Further emissions reductions would likely require land use change, the BERG report found. Additional changes to farm management and land use aimed at protecting freshwater quality could reduce emissions another 4 percent – a finding validated by the Government’s estimate that freshwater reforms could reduce emissions by as much as 90 million tonnes by 2050.
Garden said there was “a lot of uncertainty” around technological solutions to enteric methane emissions. She cited the methane vaccine and methane inhibitors – such as Asparagopsis seaweed – as examples of new technologies with potential.
“As I mentioned, there’s a lot of uncertainty around when and if these sort of technologies might come to fruition and also, you won’t be able to just add them all up to get more and more gains, because some of these technologies will work through the same mechanisms,” she said.
“Collectively, if these technologies are developed, we estimate they could reduce [methane] emissions by around 30 percent.”
Garden warned that “if new technologies don’t come to fruition, then we’d likely need to see more land use change into other, lower emissions uses like horticulture or forestry”.
Analysts working on reducing emissions in other sectors of the economy also spoke at the webinar. Alexandra Aimer-Seton outlined the situation in transport and said most of the solutions to transport emissions were already known.
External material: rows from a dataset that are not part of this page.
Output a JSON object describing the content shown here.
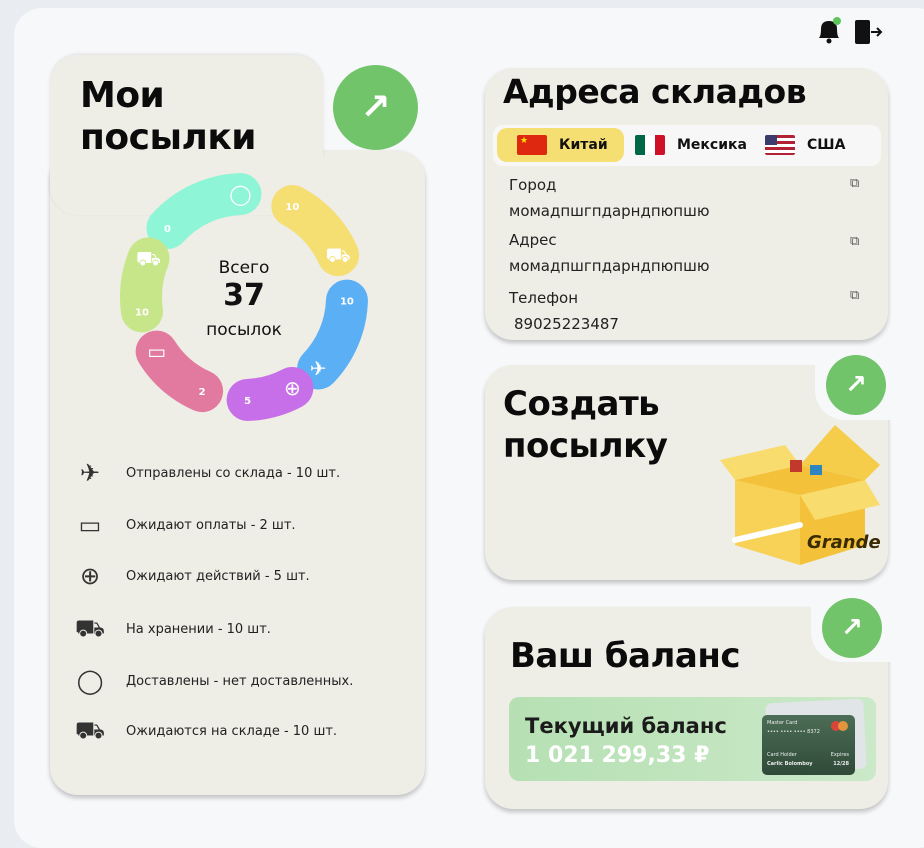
{
  "header": {
    "bell_icon": "bell-icon",
    "logout_icon": "logout-icon"
  },
  "parcels": {
    "title_line1": "Мои",
    "title_line2": "посылки",
    "total_label": "Всего",
    "total": "37",
    "total_unit": "посылок",
    "segments": [
      {
        "key": "delivered",
        "value": "0",
        "color": "#8ef5d7",
        "icon": "check-circle-icon"
      },
      {
        "key": "storage",
        "value": "10",
        "color": "#f5de72",
        "icon": "cart-icon"
      },
      {
        "key": "sent",
        "value": "10",
        "color": "#5aaff5",
        "icon": "plane-icon"
      },
      {
        "key": "awaiting_action",
        "value": "5",
        "color": "#c76fe8",
        "icon": "plus-circle-icon"
      },
      {
        "key": "awaiting_payment",
        "value": "2",
        "color": "#e2799e",
        "icon": "card-icon"
      },
      {
        "key": "awaiting_warehouse",
        "value": "10",
        "color": "#c7e68a",
        "icon": "truck-clock-icon"
      }
    ],
    "legend": [
      {
        "icon": "plane-icon",
        "text": "Отправлены со склада - 10 шт."
      },
      {
        "icon": "card-icon",
        "text": "Ожидают оплаты - 2 шт."
      },
      {
        "icon": "plus-circle-icon",
        "text": "Ожидают действий - 5 шт."
      },
      {
        "icon": "cart-icon",
        "text": "На хранении - 10 шт."
      },
      {
        "icon": "check-circle-icon",
        "text": "Доставлены - нет доставленных."
      },
      {
        "icon": "truck-clock-icon",
        "text": "Ожидаются на складе - 10 шт."
      }
    ]
  },
  "warehouses": {
    "title": "Адреса складов",
    "tabs": [
      {
        "label": "Китай",
        "active": true
      },
      {
        "label": "Мексика",
        "active": false
      },
      {
        "label": "США",
        "active": false
      }
    ],
    "city_label": "Город",
    "city_value": "момадпшгпдарндпюпшю",
    "address_label": "Адрес",
    "address_value": "момадпшгпдарндпюпшю",
    "phone_label": "Телефон",
    "phone_value": "89025223487"
  },
  "create": {
    "title_line1": "Создать",
    "title_line2": "посылку",
    "box_logo": "Grande"
  },
  "balance": {
    "title": "Ваш баланс",
    "current_label": "Текущий баланс",
    "amount": "1 021 299,33 ₽",
    "card": {
      "brand": "Master Card",
      "number": "•••• •••• •••• 8372",
      "holder_label": "Card Holder",
      "holder": "Carlic Bolomboy",
      "expires_label": "Expires",
      "expires": "12/28"
    }
  },
  "colors": {
    "accent_green": "#72c46b",
    "active_tab": "#f5de72",
    "panel": "#eeede6"
  }
}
“There are many opportunities – and most of those exist now – to reduce emissions in transport,” she said.
“By switching to electric vehicles, road transport – including heavy vehicles – can be almost decarbonised by 2050. This requires a rapid increase in EV sales so that nearly all vehicles entering our fleet are electric by 2035. I also need to emphasise that electric vehicles are an important piece of the puzzle but that does not take away from how important it is to reduce emissions from other areas of transport and to give New Zealanders choice in how they reduce their emissions.”
Aimer-Seton said reducing the number of the cars on the road would be key, both by providing alternatives in mass transit and active transport (walking and cycling) but also by “designing compact communities where the necessary infrastructure makes it easy and safe to get around”.